Better Rigs, Not Bigger Networks: A Body Model Ablation for Gaussian Avatars

arXiv cs.CV / 4/3/2026

💬 OpinionIdeas & Deep AnalysisModels & Research

Key Points

  • The paper argues that improving 3D Gaussian avatar reconstruction is driven more by better body rigs than by simply increasing training pipeline complexity.
  • Replacing SMPL with the Momentum Human Rig (MHR), estimated using SAM-3D-Body and using a minimal pipeline without learned deformations, reportedly yields the highest PSNR and competitive or better LPIPS/SSIM on PeopleSnapshot and ZJU-MoCap.
  • Controlled ablations separate pose-estimation quality from the body model’s representational capacity by swapping poses and meshes between MHR and SMPL-X under identical training conditions.
  • The results indicate that body-model expressiveness is a primary bottleneck, with both mesh representational capacity and pose estimation quality contributing meaningfully to performance improvements across the full pipeline.

Abstract

Recent 3D Gaussian splatting methods built atop SMPL achieve remarkable visual fidelity while continually increasing the complexity of the overall training architecture.

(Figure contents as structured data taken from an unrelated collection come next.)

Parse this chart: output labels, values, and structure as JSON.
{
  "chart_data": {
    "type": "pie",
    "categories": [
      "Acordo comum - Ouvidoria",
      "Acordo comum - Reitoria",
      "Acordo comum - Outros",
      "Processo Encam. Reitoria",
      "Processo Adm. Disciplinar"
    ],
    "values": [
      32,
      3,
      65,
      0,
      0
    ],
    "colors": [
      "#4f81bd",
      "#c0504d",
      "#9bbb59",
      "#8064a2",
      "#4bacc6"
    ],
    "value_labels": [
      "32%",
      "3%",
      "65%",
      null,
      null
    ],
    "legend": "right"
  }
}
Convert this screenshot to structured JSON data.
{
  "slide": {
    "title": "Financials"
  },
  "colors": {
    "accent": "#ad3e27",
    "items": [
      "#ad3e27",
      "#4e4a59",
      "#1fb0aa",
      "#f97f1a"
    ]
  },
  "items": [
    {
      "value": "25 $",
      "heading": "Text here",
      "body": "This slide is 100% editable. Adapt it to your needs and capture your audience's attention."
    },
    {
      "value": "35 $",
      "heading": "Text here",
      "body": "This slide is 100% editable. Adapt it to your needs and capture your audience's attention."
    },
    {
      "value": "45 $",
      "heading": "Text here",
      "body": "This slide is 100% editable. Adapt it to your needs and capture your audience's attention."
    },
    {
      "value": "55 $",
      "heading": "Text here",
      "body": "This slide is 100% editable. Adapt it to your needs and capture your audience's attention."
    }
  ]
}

We demonstrate that much of this complexity is unnecessary: by replacing SMPL with the Momentum Human Rig (MHR), estimated via SAM-3D-Body, a minimal pipeline with no learned deformations or pose-dependent corrections achieves the highest reported PSNR and competitive or superior LPIPS and SSIM on PeopleSnapshot and ZJU-MoCap. To disentangle pose estimation quality from body model representational capacity, we perform two controlled ablations: translating SAM-3D-Body meshes to SMPL-X, and translating the original dataset's SMPL poses into MHR both retrained under identical conditions. These ablations confirm that body model expressiveness has been a primary bottleneck in avatar reconstruction, with both mesh representational capacity and pose estimation quality contributing meaningfully to the full pipeline's gains.